I estimate that over 27 years of screening pilots I have seen between 450 and 500 pilots. I can think of only a few that made the schedule because of the response in the screening rooms. That doesn’t mean that the rooms didn’t embrace several successful shows but that these pilots were “discovered” in the screening room. You could feel the excitement after the screenings. If they share any characteristic, they were different. Here’s my list:
· FREAKS AND GEEKS
· I’LL FLY AWAY
· ARRESTED DEVELOPMENT
“Freaks and Geeks” was the biggest surprise among this group and had the added factor of being screened right after Columbine. There was a lot of discussion over whether this was a show that we should put on our schedule given the then recent events.

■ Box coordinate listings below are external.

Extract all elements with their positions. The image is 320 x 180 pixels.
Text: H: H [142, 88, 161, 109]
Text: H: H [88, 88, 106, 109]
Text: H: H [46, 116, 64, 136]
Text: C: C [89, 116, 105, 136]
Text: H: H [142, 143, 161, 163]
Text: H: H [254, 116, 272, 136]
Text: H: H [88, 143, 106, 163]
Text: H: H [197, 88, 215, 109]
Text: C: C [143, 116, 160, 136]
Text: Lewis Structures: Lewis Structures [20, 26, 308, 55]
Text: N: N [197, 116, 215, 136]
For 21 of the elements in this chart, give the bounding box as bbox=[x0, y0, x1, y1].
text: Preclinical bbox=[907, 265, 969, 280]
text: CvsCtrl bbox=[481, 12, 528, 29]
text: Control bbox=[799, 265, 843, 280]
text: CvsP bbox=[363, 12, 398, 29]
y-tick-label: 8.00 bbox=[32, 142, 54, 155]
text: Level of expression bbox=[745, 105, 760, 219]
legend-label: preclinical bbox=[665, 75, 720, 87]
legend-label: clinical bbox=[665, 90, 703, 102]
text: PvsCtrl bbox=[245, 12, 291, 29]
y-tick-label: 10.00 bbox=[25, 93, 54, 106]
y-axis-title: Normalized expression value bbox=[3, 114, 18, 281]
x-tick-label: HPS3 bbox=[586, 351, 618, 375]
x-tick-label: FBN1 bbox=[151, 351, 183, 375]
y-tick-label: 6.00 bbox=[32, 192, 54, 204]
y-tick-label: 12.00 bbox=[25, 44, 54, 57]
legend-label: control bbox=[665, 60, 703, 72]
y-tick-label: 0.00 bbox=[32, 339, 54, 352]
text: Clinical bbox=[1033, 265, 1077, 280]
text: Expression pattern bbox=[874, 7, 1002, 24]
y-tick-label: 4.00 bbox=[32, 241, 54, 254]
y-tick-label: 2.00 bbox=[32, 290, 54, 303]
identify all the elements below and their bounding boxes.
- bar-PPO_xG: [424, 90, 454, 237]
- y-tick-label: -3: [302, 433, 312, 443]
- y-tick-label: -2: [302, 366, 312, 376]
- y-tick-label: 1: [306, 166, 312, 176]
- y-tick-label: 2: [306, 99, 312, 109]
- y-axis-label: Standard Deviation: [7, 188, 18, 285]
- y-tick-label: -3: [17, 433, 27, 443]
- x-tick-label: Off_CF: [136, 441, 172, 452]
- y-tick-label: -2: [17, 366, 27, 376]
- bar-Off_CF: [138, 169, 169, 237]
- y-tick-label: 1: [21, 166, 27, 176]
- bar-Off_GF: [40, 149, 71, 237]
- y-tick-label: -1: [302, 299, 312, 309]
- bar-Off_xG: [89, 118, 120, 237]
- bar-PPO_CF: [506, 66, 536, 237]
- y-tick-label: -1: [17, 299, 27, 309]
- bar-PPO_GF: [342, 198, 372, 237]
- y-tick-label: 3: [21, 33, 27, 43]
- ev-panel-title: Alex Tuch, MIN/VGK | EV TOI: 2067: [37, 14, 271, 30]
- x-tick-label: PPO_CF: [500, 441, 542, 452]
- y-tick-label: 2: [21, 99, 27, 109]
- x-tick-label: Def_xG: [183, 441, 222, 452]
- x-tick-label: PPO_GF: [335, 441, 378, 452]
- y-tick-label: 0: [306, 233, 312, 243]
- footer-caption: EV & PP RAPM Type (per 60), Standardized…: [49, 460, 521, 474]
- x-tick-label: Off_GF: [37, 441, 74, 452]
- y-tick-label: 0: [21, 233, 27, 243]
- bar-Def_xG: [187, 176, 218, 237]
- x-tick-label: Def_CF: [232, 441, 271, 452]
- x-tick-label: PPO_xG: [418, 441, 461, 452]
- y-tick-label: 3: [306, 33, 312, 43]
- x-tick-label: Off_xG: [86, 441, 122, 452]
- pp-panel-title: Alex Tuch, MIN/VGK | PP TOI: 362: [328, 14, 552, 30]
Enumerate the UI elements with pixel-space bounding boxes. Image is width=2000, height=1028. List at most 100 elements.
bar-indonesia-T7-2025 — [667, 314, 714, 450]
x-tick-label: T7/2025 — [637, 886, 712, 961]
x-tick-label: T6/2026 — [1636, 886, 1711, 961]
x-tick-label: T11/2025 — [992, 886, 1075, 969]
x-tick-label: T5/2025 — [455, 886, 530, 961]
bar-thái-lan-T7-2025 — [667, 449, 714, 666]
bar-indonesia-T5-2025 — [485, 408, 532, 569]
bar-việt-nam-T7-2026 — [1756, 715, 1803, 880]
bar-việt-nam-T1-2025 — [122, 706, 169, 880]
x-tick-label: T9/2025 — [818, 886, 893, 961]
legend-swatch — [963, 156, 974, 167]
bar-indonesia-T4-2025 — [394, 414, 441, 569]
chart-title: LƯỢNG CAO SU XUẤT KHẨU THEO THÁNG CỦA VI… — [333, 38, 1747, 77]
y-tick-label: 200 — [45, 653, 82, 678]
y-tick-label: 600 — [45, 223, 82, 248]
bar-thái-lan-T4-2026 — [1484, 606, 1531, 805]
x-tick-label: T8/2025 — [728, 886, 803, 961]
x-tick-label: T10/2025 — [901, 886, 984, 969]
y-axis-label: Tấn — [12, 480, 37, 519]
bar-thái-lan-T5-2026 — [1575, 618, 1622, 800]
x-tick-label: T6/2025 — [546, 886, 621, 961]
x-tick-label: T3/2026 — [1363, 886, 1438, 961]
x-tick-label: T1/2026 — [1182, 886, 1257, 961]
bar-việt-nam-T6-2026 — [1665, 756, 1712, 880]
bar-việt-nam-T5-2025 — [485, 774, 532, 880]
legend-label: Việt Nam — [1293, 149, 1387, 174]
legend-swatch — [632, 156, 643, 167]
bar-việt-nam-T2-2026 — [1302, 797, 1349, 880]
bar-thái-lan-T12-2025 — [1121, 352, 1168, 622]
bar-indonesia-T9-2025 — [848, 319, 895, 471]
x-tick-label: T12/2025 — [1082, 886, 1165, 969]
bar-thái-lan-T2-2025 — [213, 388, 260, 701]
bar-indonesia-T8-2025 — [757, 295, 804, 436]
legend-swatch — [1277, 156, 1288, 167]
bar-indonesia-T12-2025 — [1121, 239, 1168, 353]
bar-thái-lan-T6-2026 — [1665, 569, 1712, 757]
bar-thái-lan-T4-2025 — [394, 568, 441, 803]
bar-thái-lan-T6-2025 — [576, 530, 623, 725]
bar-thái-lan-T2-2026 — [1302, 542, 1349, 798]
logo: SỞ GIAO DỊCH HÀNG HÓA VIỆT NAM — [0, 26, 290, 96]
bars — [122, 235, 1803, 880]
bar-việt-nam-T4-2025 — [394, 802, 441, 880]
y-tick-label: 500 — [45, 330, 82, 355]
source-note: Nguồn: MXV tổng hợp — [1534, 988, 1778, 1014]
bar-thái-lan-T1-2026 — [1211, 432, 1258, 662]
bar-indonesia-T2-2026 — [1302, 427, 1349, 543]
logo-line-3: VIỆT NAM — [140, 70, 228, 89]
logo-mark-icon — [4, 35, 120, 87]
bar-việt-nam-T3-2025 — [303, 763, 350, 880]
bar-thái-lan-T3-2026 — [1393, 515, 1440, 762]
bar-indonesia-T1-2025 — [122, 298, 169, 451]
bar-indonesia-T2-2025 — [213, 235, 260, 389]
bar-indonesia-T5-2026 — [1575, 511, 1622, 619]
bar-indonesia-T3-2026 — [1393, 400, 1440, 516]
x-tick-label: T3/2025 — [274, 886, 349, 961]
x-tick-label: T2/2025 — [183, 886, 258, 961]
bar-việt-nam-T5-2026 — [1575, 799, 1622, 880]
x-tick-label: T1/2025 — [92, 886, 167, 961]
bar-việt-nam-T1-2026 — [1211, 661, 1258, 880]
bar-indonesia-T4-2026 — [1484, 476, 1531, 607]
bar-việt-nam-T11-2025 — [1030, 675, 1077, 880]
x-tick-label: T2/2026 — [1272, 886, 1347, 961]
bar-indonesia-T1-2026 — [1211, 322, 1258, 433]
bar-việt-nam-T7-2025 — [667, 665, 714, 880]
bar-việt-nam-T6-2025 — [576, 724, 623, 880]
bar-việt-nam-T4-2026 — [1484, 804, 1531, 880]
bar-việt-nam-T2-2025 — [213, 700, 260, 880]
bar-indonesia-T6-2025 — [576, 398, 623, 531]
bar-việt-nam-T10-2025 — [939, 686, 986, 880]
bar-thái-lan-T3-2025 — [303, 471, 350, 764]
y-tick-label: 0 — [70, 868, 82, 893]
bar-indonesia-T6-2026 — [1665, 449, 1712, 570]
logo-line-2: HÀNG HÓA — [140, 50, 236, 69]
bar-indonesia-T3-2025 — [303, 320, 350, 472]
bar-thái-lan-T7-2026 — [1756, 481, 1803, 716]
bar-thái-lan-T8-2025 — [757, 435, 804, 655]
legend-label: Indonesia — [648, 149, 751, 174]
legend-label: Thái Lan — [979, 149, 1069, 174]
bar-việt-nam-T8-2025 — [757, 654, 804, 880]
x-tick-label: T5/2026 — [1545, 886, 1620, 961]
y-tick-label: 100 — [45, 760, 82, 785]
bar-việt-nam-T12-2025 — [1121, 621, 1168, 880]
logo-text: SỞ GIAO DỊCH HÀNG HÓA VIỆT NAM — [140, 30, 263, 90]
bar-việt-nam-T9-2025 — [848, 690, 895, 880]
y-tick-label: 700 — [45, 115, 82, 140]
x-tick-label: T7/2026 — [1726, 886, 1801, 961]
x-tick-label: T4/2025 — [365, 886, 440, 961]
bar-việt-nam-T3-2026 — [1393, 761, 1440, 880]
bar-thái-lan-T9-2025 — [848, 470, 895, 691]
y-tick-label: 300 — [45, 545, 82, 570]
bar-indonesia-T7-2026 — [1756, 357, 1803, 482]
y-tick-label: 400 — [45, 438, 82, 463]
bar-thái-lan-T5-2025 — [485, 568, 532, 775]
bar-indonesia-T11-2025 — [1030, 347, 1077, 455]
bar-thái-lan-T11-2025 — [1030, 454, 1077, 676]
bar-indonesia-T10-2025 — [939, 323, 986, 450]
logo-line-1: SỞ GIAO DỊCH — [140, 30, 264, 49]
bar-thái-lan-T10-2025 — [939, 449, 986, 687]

We felt it was too good to keep off but since we never expected it to make the schedule we “buried” it on Saturday night at 8. I remember a few days before it premiered we started to get the reviews and they were wildly enthusiastic. None of us expected that response and by the time we moved it to Monday night it was too late to save the show. That was the first Judd Apatow show that I scheduled. The second was “Undeclared” a college comedy for FOX. That one was scheduled after “That 70’s Show” and led into one of Mike Darnell’s extravaganzas “Love Cruise” (or as we called it internally “Fuck Boat”). Good slot. Didn’t work. A few years after that Apatow actually singled me out as the person who ruined his television career. I never got the thank you.
Over the years you hear so many things in the screening rooms that would make your head spin. Out of respect for all involved I will keep them in the vault. I will leave you with my all time favorite uttered by someone who left us recently. Pierson Mapes was our bigger than life, hard living head of affiliate relations during a large part of my time at NBC. Pier coined the phrase “You scratched the surface deeply” which has lived in my head for over twenty-five years. Back in 1991 (at the very start of my tenure as head of scheduling at NBC) we screened a pilot called “Reasonable Doubts”. It starred Marlee Matlin as an Assistant DA and Mark Harmon as an investigator assigned to her. As you are well aware Marlee Matlin is a hearing impaired actress. After we screened the pilot and the lights came up in the screening room Pier started the discussion by saying “I really liked it but did she have to be deaf?”